TODOS OS PARTIDOS REVOLUCIONÁRIOS TÊM PRAZO DE VALIDADE
Por que todas as organizações bolcheviques, ao longo de um século, cedo ou tarde, degeneraram? Esta é uma pergunta cuja resposta apenas pode ser descoberta por fora do dogmatismo ou da fé cega; sobre este tema nos debruçaremos.
Uma avaliação objetiva revela o padrão. Mesmo o mais revolucionário dos partidos da história, dirigente da mais incrível revolução social, degenerou dez anos após seu próprio heroísmo. Assim também, a organização diretamente instruída por Engels, o poderoso Partido Social-democrata Alemão, tornou-se o maior símbolo reformista de todo o mundo. Para abarcarmos um terceiro exemplo, entre centenas, o SWP norte-americano, educado com imensa atenção por Leon Trotsky e Cannon, degenerou-se quando da renovação dos quadros. O que faz de partidos realmente revolucionários caricaturas de si, centristas e reformistas?
O materialismo histórico ensina-nos: as superestruturas – como uma organização política – são uma substância gerada pelas relações econômicas e sociais em uma realidade dada.

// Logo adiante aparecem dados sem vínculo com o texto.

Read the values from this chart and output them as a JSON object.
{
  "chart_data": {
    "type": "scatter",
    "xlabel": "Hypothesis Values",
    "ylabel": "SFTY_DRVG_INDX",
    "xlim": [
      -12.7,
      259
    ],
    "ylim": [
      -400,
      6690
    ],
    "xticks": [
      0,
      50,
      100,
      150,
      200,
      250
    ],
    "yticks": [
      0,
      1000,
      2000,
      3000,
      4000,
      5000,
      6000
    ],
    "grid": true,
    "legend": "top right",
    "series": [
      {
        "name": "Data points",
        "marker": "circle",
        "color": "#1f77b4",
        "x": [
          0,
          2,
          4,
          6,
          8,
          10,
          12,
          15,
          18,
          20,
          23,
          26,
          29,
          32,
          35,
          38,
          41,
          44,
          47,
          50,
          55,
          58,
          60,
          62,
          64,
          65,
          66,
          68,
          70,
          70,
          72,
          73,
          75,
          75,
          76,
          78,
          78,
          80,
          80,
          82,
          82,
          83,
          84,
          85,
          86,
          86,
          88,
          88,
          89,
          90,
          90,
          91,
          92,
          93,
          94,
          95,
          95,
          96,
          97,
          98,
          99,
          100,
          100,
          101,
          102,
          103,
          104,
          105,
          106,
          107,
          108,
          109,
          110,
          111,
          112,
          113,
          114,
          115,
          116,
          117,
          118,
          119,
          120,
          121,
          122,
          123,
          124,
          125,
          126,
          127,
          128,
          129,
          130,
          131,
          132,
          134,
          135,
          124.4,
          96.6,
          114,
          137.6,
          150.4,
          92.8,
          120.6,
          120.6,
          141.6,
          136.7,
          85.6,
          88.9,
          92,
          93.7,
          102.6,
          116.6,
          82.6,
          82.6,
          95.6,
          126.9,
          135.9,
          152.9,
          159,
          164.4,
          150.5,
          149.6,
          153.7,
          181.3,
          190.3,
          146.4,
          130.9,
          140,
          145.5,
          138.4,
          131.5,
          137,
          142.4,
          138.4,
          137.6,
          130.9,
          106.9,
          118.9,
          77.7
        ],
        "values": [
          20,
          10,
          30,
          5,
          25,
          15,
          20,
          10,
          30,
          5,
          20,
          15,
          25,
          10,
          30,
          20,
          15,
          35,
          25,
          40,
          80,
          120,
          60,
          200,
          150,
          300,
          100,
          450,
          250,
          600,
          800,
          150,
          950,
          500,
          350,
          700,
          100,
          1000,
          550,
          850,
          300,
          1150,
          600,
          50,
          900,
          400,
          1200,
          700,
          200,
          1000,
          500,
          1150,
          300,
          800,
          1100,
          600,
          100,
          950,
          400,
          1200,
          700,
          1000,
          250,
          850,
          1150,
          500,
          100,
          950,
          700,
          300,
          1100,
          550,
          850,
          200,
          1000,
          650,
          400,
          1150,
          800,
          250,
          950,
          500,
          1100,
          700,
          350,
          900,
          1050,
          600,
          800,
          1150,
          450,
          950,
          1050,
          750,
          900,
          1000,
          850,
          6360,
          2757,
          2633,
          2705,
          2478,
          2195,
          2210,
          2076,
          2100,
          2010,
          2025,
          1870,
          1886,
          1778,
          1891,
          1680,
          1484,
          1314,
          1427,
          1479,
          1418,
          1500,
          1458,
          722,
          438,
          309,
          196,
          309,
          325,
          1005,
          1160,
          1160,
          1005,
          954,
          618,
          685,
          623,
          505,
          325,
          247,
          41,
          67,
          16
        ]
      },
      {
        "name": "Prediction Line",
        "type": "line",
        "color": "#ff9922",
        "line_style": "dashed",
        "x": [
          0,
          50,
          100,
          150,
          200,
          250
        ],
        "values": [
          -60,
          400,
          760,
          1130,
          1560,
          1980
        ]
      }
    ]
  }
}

Claro que, uma vez existente, a “forma” também influencia o “conteúdo” e é um elemento essencial, importante; porém: em primeira e última instância, as organizações humanas têm sua natureza determinada pela base sobre a qual se erguem e que as geram.
Vamos para a linguagem prática; um “centro comunista” pode ter três caminhos:
1. Dirigir sua classe em uma revolução mundial, e assim fazer surgir uma sociedade onde partidos são descartáveis, definham;
2. Ser absorvido pela sociedade capitalista , adaptando-se: de um vírus torna-se “mero” parasita mutualista;
3. Ser destruído.
Percebemos o fim do conteúdo-forma como algo inevitável; a questão, portanto, centra-se em como isso irá acontecer – de modo nobre ou mesquinho?
Aí está a questão. Uma organização centralista e democrática tem um período de vida – de sua essência – mais ou menos longo a depender da realidade concreta e de suas decisões; significa a possibilidade de adiar por muito tempo o fim de sua natureza-essência revolucionária, mas não de modo indefinido:
a) O Partido Social democrata-Alemão, e a maioria da II Internacional, degenerou-se com a mudança da realidade – era inevitável. Com o fim do período progressivo, reformista, do capital e o início de uma nova etapa e época, essas formas de luta mudaram-se;
b) Tão logo entramos em uma etapa contrarrevolucionária – derrota da segunda revolução alemã, fascismo na Itália, isolamento da URSS, etc. –, o stalinismo degenera todos os partidos revolucionários surgidos na etapa revolucionária anterior;
c) Pós-II Guerra, o Estado de bem-estar social na Europa, a prosperidade hegemônica nos EUA, as ditaduras estalinistas nos países de base camponesa (China, etc.) fecharam a situação revolucionária aberta com a derrota do nazi-fascismo. Salvo heroicas exceções, o leninismo-trotskismo acomodou-se, degenerou-se – também.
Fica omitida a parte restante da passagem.